With BA.4 and BA.5 emerging in South Africa weeks ago, we had a chance to see this next wave coming. But “at the moment there don’t seem to be other variants that are increasing,” Luo said. There are always some virus samples here and there that don’t yet have an assigned lineage — those could be new variants — but none seem to be moving faster and infecting a growing number of people, she said. That means BA.4 and BA.5 could have longer reigns than their predecessors in the absence of emerging usurpers.

“But you know, that could change in the next few days,” Luo said. “I wouldn’t make it past this virus to mutate one more time and another wave to come.”

Federal regulators and vaccine makers are gearing up for omicron subvariants to be with us at least through the fall and winter. The Food and Drug Administration is gearing up to approve next-generation fall vaccines and boosters that could thwart a seasonal surge. Expert advisors to the regulator will meet next week, June 28, to discuss the formulation of those next-generation vaccines. The top candidates are those targeting ommicron.

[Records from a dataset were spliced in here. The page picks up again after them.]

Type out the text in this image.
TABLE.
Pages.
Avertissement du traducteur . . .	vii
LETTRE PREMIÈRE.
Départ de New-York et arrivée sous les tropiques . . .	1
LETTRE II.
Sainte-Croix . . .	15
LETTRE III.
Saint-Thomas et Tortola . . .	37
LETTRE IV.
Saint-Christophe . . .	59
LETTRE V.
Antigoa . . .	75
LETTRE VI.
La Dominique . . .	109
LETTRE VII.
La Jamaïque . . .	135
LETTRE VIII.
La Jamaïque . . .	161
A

Planning for the short and long term

On Wednesday, Moderna released preliminary top data that it will present to the FDA showing that the combination vaccine (bivalent) targeting both the original version of SARS-CoV-2 and the original omicron variant provides protection against BA.4 and BA. 5. Moderna says the bivalent booster, called mRNA-1273,214, can increase neutralizing antibody levels against BA.4 and BA.5 up to 6-fold.

“In light of the continued evolution of SARS-CoV-2, we are very encouraged that mRNA-1273,214, our fall lead booster candidate, has shown high neutralizing titers against the BA.4 and BA.5 subvariants , which is an emerging threat to global public health,” Moderna CEO Stéphane Bancel said in a statement. “We will urgently submit this data to regulators and are preparing to deliver our next-generation bivalent booster from August, pending a potential increase in SARS-CoV-2 infections due to ommicron subvariants in early fall. “

While Moderna’s near-term outlook is optimistic, Luo is concerned about ongoing viral evolution and our diminishing potential to detect new variants. As people try to transition from the acute phase of the pandemic, people are submitting fewer samples for testing. “Looking ahead, we have to find out, will there be? [enough samples]† … If not, will there be enough people in the emergency room, health care facilities or hospitals, where there is an opportunity to take a sample and send it in for sequencing? I don’t think a system that does that on a large scale yet exists,” Luo said.

While Helix is ​​exploring ways to set up such surveillance systems, Luo says there needs to be a broader national strategy to stay ahead of variants. Even if at this point we don’t think there’s another variant on the horizon, it seems we need a plan for how we as a country are going to respond to it,” she said. In the worst case scenario, another variant emerges that thwarts treatments and vaccines, “We don’t want to go back to square one, do we? We need a plan.”